I was so close to yanking ds2 out and home schooling. I was really worried about him.
The positives(?) I took from the situation were the teacher noticed and ds2 had actually told someone how miserable he was. Your dd is talking to you and her teacher noticed her unhappiness.
Do you have a senco at school? Ds2's senco was lovely - he chatted to her for an hour, cried etc and was told he could go to her office if he ever felt worried/sad. She really helped.
By the way-I'm sorry your DS had a bad time too-maybe Year 5 is an odd one! Glad he' okay now!
Thanks for that. Yes, her teacher actually told my DD that 'teachers know the children who don't have friends and you're not one of them' so I think its her perception of herself that's skewed-particularly as her best friend has, in DD's eyes, completely gone off her.
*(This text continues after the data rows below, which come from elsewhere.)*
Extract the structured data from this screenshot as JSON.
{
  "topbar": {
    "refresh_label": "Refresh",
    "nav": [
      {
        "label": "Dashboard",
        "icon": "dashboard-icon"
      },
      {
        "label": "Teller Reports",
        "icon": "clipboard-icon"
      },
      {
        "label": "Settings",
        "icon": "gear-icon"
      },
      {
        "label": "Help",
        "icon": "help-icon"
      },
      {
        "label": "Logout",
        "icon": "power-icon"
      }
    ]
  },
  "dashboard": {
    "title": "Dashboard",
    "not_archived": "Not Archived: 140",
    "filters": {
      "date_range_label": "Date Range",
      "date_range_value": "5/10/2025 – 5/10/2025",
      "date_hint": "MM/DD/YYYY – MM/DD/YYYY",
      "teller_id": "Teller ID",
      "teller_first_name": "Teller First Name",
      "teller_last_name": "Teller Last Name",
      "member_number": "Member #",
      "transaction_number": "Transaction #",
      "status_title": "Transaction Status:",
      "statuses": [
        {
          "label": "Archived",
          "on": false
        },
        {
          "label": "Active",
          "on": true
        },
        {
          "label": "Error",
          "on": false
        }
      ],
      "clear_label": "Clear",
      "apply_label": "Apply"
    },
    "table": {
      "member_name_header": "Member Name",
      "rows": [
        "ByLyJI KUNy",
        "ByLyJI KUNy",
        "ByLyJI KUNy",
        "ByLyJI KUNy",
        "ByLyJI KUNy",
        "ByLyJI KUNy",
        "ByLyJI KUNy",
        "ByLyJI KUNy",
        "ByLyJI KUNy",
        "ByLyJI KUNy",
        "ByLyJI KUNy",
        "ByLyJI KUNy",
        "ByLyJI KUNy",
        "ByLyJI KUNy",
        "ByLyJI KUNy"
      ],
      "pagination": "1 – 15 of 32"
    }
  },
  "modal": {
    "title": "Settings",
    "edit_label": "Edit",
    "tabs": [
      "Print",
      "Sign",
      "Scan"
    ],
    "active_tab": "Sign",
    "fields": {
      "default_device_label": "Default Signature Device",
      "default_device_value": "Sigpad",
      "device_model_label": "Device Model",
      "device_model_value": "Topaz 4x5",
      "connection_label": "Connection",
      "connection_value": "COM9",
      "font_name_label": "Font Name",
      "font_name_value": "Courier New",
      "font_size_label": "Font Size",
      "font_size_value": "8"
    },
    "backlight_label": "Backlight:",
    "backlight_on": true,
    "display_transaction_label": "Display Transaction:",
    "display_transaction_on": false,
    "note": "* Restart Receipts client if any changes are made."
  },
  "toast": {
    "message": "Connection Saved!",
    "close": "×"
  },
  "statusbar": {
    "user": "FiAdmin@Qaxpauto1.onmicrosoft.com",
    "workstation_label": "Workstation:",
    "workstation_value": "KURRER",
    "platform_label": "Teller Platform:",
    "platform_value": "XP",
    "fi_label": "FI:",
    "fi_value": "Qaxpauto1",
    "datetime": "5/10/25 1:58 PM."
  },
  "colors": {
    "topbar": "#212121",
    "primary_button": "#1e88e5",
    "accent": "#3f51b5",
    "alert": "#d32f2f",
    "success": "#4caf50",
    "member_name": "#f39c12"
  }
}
It's a lovely school and I would rather she stayed so I'm going to speak to the Headteacher about it on Monday. I wish I could send her to a Steiner school as it would be perfect for her!
I'd be reluctant to change schools in yr5. Does she have any good friends?
My ds2 had a torrid time in yr5. His teacher told us he was very worried about him and ds2 told a close friend of ours that he wanted to kill himself
He felt different to other boys - never really got to the bottom of why he felt different. He is a very deep thinker - can imagine him as a philosopher when he's older! He thought he didn't have any friends, but was actually very well liked.
Sorry, none of this is helping you. If it is because your dd feels different to other girls, that might not be any different at a new school. I'd try and encourage her to stay. Invite some friends round perhaps.
My ds2 is now in yr8 and very happy most of the time. Year 5 was a very odd time for him.
My DD is in year 5 and has told me she's unhappy at school a few times now. I put it down to the usual friendship issues 9 year olds go through but last week her teacher told me that my DD broke her heart for a good 10 minutes when the teacher asked if she was okay. She seems worried about her. My DD has never had easy friendships at school and her best friend now seems to have turned her back on her too. DD is quite different from the other girls in her class-she's a tomboy and loves science and enjoys quite deep discussions. She wants me to send her to another school-I think she feels she'd cope better even if new classmates already had their friends, than she does with classmates who were once her friend but have now shunned her. Is Year 5 a terrible time to change schools?